Jakarta, Gatra.com – Tim Jaksa Penyidik Pidana Khusus Kejaksaan Agung (Pidsus Kejagung) terus memeriksa saksi-aksi untuk membongkar kasus dugaan korupsi pemberian fasilitas izin ekspor minyak mentah kelapa sawit atau Crude Palm Oil (CPO).
Kepala Pusat Penerangan Hukum (Kapuspenkum) Kejagung, Ketut Sumedana, di Jakarta, Senin (18/4), menyampaikan, kali ini penyidik memeriksa 4 orang saksi dalam perkara tersebut. Mereka merupakan pejabat di Kementerian Perdagangan (Kemendag).
Keempat Pejabat Kemendag yang diperiksa, yakni Dirjen Perdagangan Dalam Negeri Kementerian Perdagangan RI, ON; Kepala Pusat Data dan Sistem Informasi, AS; Direktur Barang Kebutuhan Pokok (Bapok) dan Barang Penting pada Dirjen Perdagangan Dalam Negeri, IK; dan Koordinator Bapok Hasil Industri, Direktorat Barang Kebutuhan Pokok dan Barang Penting Dirjen Perdagangan Dalam Negeri, IW.
“[Mereka] diperiksa terkait perkara dugaan tindak pidana korupsi dalam pemberian fasilitas ekspor CPO dan turunannya pada bulan Januari 2021 sampai dengan Maret 2022,” katanya.
Pemeriksaan saksi dilakukan untuk memperkuat pembuktian dan melengkapi pemberkasan dalam perkara dugaan tindak pidana korupsi dalam pemberian fasilitas ekspor CPO dan turunannya.
“Pemeriksaan saksi dilaksanakan dengan mengikuti secara ketat protokol kesehatan, antara lain dengan menerapkan 3M,” ujarnya.

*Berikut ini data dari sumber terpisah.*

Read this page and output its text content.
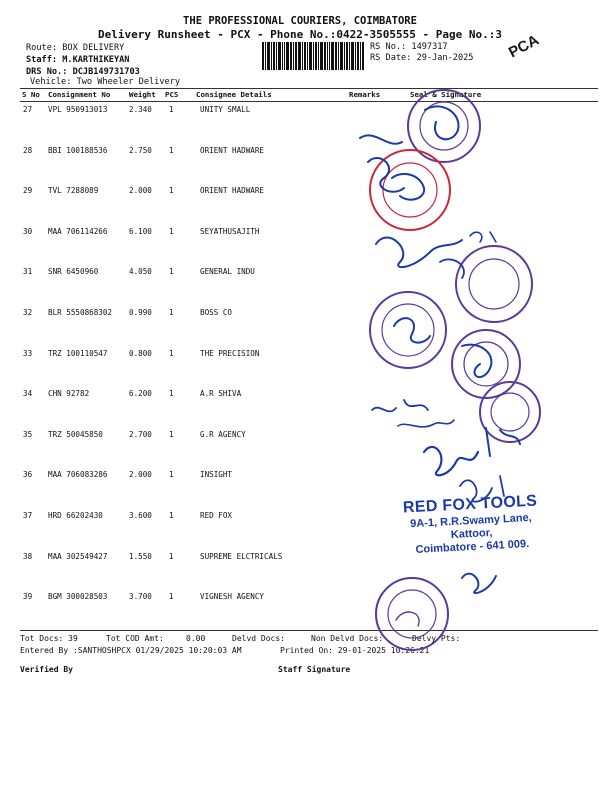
THE PROFESSIONAL COURIERS, COIMBATORE
Delivery Runsheet - PCX - Phone No.:0422-3505555 - Page No.:3
Route: BOX DELIVERY
Staff: M.KARTHIKEYAN
DRS No.: DCJB149731703
Vehicle: Two Wheeler Delivery
RS No.: 1497317
RS Date: 29-Jan-2025 PCA
S No Consignment No	Weight PCS Consignee Details	Remarks	Seal & Signature
27 VPL 950913013	2.340 1	UNITY SMALL
28 BBI 100188536	2.750 1	ORIENT HADWARE
29 TVL 7288089	2.000 1	ORIENT HADWARE
30 MAA 706114266	6.100 1	SEYATHUSAJITH
31 SNR 6450960	4.050 1	GENERAL INDU
32 BLR 5550868302 0.990 1	BOSS CO
33 TRZ 100110547	0.800 1	THE PRECISION
34 CHN 92782	6.200 1	A.R SHIVA
35 TRZ 50045850	2.700 1	G.R AGENCY
36 MAA 706083286	2.000 1	INSIGHT
37 HRD 66202430	3.600 1	RED FOX
38 MAA 302549427	1.550 1	SUPREME ELCTRICALS
39 BGM 300028503	3.700 1	VIGNESH AGENCY
Tot Docs: 39	Tot COD Amt:	0.00	Delvd Docs:	Non Delvd Docs:	Delvy Pts:
Entered By :SANTHOSHPCX 01/29/2025 10:20:03 AM	Printed On: 29-01-2025 10:26:21
Verified By	Staff Signature
RED FOX TOOLS
9A-1, R.R.Swamy Lane,
Kattoor,
Coimbatore - 641 009.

Kejagung mulai memeriksa saksi-saksi setelah menaikkan status penanganan perkara dugaan tindak pidana korupsi dalam pemberian fasilitas ekspor minyak goreng tahun 2021–2022 ini ke tahap penyidikan.
Kasus ini naik ke penyidikan setelah diterbitkannya Surat Perintah Penyidikan (Sprindik) Direktur Penyidikan Jaksa Agung Muda Tindak Pidana Kuhusu Nomor: Prin-17/F.2/Fd.2/04/2022 tanggal 04 April 2022.
“Sebelumnya telah dilaksanakan kegiatan penyelidikan berdasarkan Surat Perintah Penyelidikan Direktur Penyidikan Jaksa Agung Muda Tindak Pidana Khusus Nomor: Print-13/F.2/Fd.1/03/2022 tanggal 14 Maret 2022,” ujarnya.
Menurutnya, selama penyelidikan telah didapatkan keterangan dari 14 orang saksi dan dokumen atau surat terkait pemberian fasilitas ekspor minyak goreng tahun 2021–?2022. Dari hasil kegiatan penyelidikan, maka ditemukan perbuatan melawan hukum, di antaranya dikeluarkannya persetujuan ekspor (PE) kepada eksportir yang seharusnya ditolak izinnya.
Pasalnya, kata Ketut, tidak memenuhi syarat DMO-DPO, antara lain PT Mikie Oleo Nabati Industri (OI) dan PT Karya Indah Alam Sejahtera (IS) tetap mendapatkan persetujuan ekspor (PE) dari Kementerian Perdagangan (Kemendag) RI.
“Kesalahannya adalah tidak memedomani pemenuhan kewajiban distribusi kebutuhan dalam negeri (DMO) sehingga dan harga penjualan didalam negeri (DPO) melanggar batas harga yang ditetapkan pemerintah dengan menjual minyak goreng di atas DPO yang seharusnya (di atas Rp 10.300,” katanya.
Selanjutnya, disinyalir adanya gratifikasi dalam pemberian izin penerbitan persetujuan ekspor tersebut. Penerbitan Persetujuan Ekspor ini bertentangan dengan hukum dalam kurun waktu 1 Februari sampai dengan 20 Maret 2022 mengakibatkan kemahalan serta kelangkaan minyak goreng sehingga terjadi penurunan konsumsi rumah tangga dan industri kecil yang menggunakan minyak goreng.